Some say creativity can come out of a place of disappointment and pain. I suppose that’s why there is some expectation for an artistically-inclined person to be emotionally-tortured and angst-ridden in order to create a piece of visual art, music, literature, choreography, etc.

Does creativity come out of a place of pain and disappointment? If you must simplify it, then, for some people, yes. I guess you could include me in that group. However, creating something inspired by pain doesn’t mean the creator is masochistically wallowing in the pain. Well… that may be true for some, but not for me. I believe it’s more a case of exorcising the pain and turning it into something beautiful. Life gives you lemons, you make lemonade. Or in my case, you slice up the lemons and garnish a tall tumbler of gin and tonic with it. No gin and tonic? Throw the juice of the lemons in with garlic, chickpeas, tahini and olive oil, and make hummus.

So yeah, I’m sorting out some shit while trying to avoid wallowing in self-doubt. I could drink my troubles away but my liver refuses to be pickled. Hard drugs are and were never an option. But I’ll smoke the odd joint — nothing stronger than that. I know I’ll end up in the hospital if I do.

Creating something beautiful out of something I never thought would go sour and die so quickly without a fight, is life-affirming to me. It means my coping mechanisms worked. It means I’ve turned the negative energy that threatened to swallow me whole into a positive energy that became my life jacket. It means I’m a survivor.

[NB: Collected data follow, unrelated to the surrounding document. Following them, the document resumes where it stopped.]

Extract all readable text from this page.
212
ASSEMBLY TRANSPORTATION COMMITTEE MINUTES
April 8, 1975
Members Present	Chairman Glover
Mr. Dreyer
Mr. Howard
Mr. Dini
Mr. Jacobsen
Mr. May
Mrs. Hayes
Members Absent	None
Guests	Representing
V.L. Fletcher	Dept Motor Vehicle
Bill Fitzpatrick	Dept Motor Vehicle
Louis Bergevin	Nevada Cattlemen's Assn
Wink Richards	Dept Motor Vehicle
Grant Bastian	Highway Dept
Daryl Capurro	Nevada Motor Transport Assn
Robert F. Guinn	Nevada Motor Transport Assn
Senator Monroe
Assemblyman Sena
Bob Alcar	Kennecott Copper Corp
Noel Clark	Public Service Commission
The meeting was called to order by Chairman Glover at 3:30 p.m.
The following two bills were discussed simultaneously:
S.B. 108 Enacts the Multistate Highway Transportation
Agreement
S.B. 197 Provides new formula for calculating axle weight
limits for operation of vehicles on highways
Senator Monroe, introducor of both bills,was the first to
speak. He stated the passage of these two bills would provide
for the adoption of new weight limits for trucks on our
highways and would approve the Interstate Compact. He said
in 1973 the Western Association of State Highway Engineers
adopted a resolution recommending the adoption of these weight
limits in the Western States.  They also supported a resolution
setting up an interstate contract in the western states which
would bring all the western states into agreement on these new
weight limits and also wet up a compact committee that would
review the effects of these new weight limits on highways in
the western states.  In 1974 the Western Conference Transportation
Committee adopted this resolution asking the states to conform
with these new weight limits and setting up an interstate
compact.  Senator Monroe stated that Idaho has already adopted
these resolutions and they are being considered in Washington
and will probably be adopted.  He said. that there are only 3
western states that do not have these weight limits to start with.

Right now, I’m busy making that life jacket. I’m getting better at making them. I have a small pile of tattered life jackets sitting in the figurative boathouse. I’d use one of them if I could, but each one of them was created for a specific problem and situation. None of them are suitable for the current problem.

Come hell or high water, I’ll survive. I’ll thrive, grow and glow in the love given to me by my friends and family who love and protect me. They know I would do the same for them.

Note: I’ll be taking a two-week break from blogging to take on an artistic and educational endeavour that could very well keep me from regularly posting a blog for the next two Mondays. Given that I will be in a different part of the world, wi-fi signals have proven to be notoriously weak. What I hope will happen, assuming the wi-fi signals are stronger than I remember two years ago, I might be able post very short blogs whenever I can. If that doesn’t come to fruition, then I’ll share my adventures with you when I return. See you three Mondays from today.